Held partly in conjunction with AHR Expo, ASHRAE hosts its 2009 Winter Conference Jan. 24-28 in Chicago.

By Plant Engineering Staff January 1, 2009

Held partly in conjunction with AHR Expo , ASHRAE hosts its 2009 Winter Conference Jan. 24-28 in Chicago. Opening Sunday and running through Tuesday at the landmark Palmer House Hotel, the conference moves to the lakefront for its final day, with AHR Expo at McCormick Place.

Conference attendees will not lack for attractions. Between nine educational tracks, a variety of tours over the course of the week and two keynote presentations, attendees will have plenty of options from which to choose.

Educational sessions will be held throughout the week and will feature topics including sustainability, high-performance systems, systems and equipment, refrigeration, fundamentals and applications, among others.

Several technical tours will highlight new technologies and techniques in HVAC. A visit to the InterContinental Chicago hotel will provide a look at the hotel’s newly installed green roof, which landed the facility an Energy Star award for superior eco-friendly initiatives and highly efficient energy use, the first hotel in Chicago to receive the designation. Tours of the Chicago Center for Green Technology, LEED Platinum Building and the new modern wing at the Art Institute of Chicago will reveal other accomplishments in HVAC and building sustainability efforts.

Then, for fun, don’t miss behind-the-scenes tours of the Chicago Board of Trade and the Merchandise Mart, or see Chicago from a variety of perspectives: a close-up look from Millennium Park; a great skyline view from the Adler Planetarium; then see it all in panorama from the Skydeck at Sears Tower. These and other general tours will be available for attendees to get a more intimate knowledge of the Chicago metropolitan area.

Highlighting Saturday’s conference session will be plenary keynote speaker Chris Leubkeman, who will speak on Sustainable Urbanization.
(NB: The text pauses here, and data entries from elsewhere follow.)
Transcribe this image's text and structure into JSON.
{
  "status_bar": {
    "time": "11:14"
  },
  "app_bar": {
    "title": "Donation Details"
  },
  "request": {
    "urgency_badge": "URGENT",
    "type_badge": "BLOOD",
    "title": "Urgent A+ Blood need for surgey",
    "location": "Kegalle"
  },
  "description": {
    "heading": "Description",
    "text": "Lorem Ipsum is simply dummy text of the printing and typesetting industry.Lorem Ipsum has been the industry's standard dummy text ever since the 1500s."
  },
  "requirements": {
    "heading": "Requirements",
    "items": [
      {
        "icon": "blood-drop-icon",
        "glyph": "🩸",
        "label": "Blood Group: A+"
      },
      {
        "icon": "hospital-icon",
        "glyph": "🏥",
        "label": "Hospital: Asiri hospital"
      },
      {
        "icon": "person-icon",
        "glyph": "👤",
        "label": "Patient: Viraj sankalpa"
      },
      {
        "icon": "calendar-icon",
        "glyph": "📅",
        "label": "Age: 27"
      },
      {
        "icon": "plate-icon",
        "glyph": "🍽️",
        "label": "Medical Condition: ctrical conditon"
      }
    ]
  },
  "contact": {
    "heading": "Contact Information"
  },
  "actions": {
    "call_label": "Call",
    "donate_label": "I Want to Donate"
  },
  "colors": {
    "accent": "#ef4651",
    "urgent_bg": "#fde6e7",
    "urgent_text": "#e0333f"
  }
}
A director of Arup Group’s global Foresight and Innovation initiative, Leubkeman’s presentation will look at some of the current global efforts to both design new cities and adapt existing cities to the new era of dwindling resources.

Sunday’s conference session will find technical keynote speaker Adrian Bejan, Ph.D., presenting his Constructal Theory. Bejan is a J.A. Jones distinguished professor of mechanical engineering at Duke University. He will discuss the theory he proposed in 1996, which holds as its main principle that, “in order to persist in time (to survive), a flow system must change such that it flows easier and easier.”